But the one thing that has picked up during this tiring time is reading. I think I've read more books this year than I've ever read in a year before (even if you disregard the couple of manga I threw in there). It decimates the past two years that I've been keeping track of. in fact, I've read more this year than those two years combined. I know 25 books isn't much compared to some people, but I feel pretty proud of myself anyhow. And I've mostly read books I really enjoyed, too. I've rated all but two books as four or five stars. I actually can't believe how lucky I've been to find so many amazing books. And the two books competing for my attention now seem likely to hit four or five stars, too. I've also been really wanting to reread some of my favorite series soon, but I'm hoping GoodReads adds an option to count rereads for challenges and such first.

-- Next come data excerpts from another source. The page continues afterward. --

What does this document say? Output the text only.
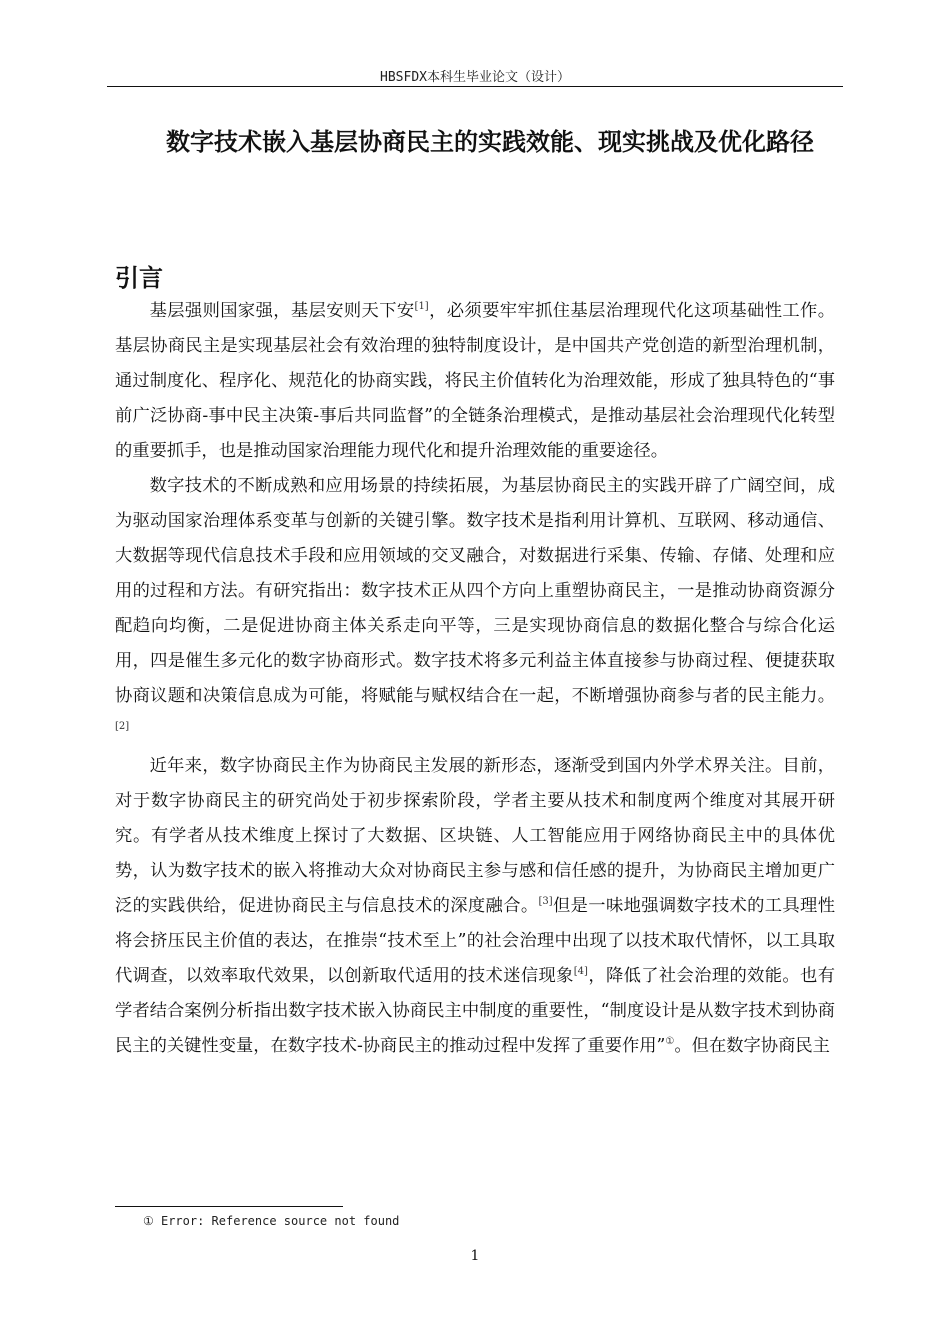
HBSFDX本科生毕业论文（设计）
数字技术嵌入基层协商民主的实践效能、现实挑战及优化路径
引言

基层强则国家强，基层安则天下安[1]，必须要牢牢抓住基层治理现代化这项基础性工作。基层协商民主是实现基层社会有效治理的独特制度设计，是中国共产党创造的新型治理机制，通过制度化、程序化、规范化的协商实践，将民主价值转化为治理效能，形成了独具特色的“事前广泛协商-事中民主决策-事后共同监督”的全链条治理模式，是推动基层社会治理现代化转型的重要抓手，也是推动国家治理能力现代化和提升治理效能的重要途径。

数字技术的不断成熟和应用场景的持续拓展，为基层协商民主的实践开辟了广阔空间，成为驱动国家治理体系变革与创新的关键引擎。数字技术是指利用计算机、互联网、移动通信、大数据等现代信息技术手段和应用领域的交叉融合，对数据进行采集、传输、存储、处理和应用的过程和方法。有研究指出：数字技术正从四个方向上重塑协商民主，一是推动协商资源分配趋向均衡，二是促进协商主体关系走向平等，三是实现协商信息的数据化整合与综合化运用，四是催生多元化的数字协商形式。数字技术将多元利益主体直接参与协商过程、便捷获取协商议题和决策信息成为可能，将赋能与赋权结合在一起，不断增强协商参与者的民主能力。[2]

近年来，数字协商民主作为协商民主发展的新形态，逐渐受到国内外学术界关注。目前，对于数字协商民主的研究尚处于初步探索阶段，学者主要从技术和制度两个维度对其展开研究。有学者从技术维度上探讨了大数据、区块链、人工智能应用于网络协商民主中的具体优势，认为数字技术的嵌入将推动大众对协商民主参与感和信任感的提升，为协商民主增加更广泛的实践供给，促进协商民主与信息技术的深度融合。[3]但是一味地强调数字技术的工具理性将会挤压民主价值的表达，在推崇“技术至上”的社会治理中出现了以技术取代情怀，以工具取代调查，以效率取代效果，以创新取代适用的技术迷信现象[4]，降低了社会治理的效能。也有学者结合案例分析指出数字技术嵌入协商民主中制度的重要性，“制度设计是从数字技术到协商民主的关键性变量，在数字技术-协商民主的推动过程中发挥了重要作用”①。但在数字协商民主

① Error: Reference source not found
1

And I have been making some progress with things like writing. I've now revised 26 of 34 chapters of Magic Inc. - versus 7 of (probably) 37 of Dreaming in Shadow. And it's making me really consider going back on my plans to release Dreaming in Shadow first. But I keep wondering why that is. Is it because I really think Magic Inc. should be my first published novel now, or am I just desperate to release something so that I don't feel like such a fake? So that I don't get so sick with jealousy every time I see a writer announce a new book or "brag" about their NaNo success? There's a part of me that knows I have to go at my own pace, but there's another part that says I should have finished something by now. That I'm not a "real" writer until I do. Which is crazy, because there are plenty of talented writers who never publish. And I probably would have published Dreaming in Shadow by now if I weren't working on four other stories and endless outlines at the same time, but I have absolutely no desire to give my multi-story workstyle up. It keeps me always excited about something, instead of dragging through one thing at a time.
So, maybe I will end up publishing Magic Inc. Book One first. But if I do, it has to be for the right reasons. Otherwise, I'm not really staying true to my vision. And that's one of those things I never want to betray. I have to do things my way, at my pace, and with all my heart and soul. Even if that means I have to wait another year or two to release my first novel.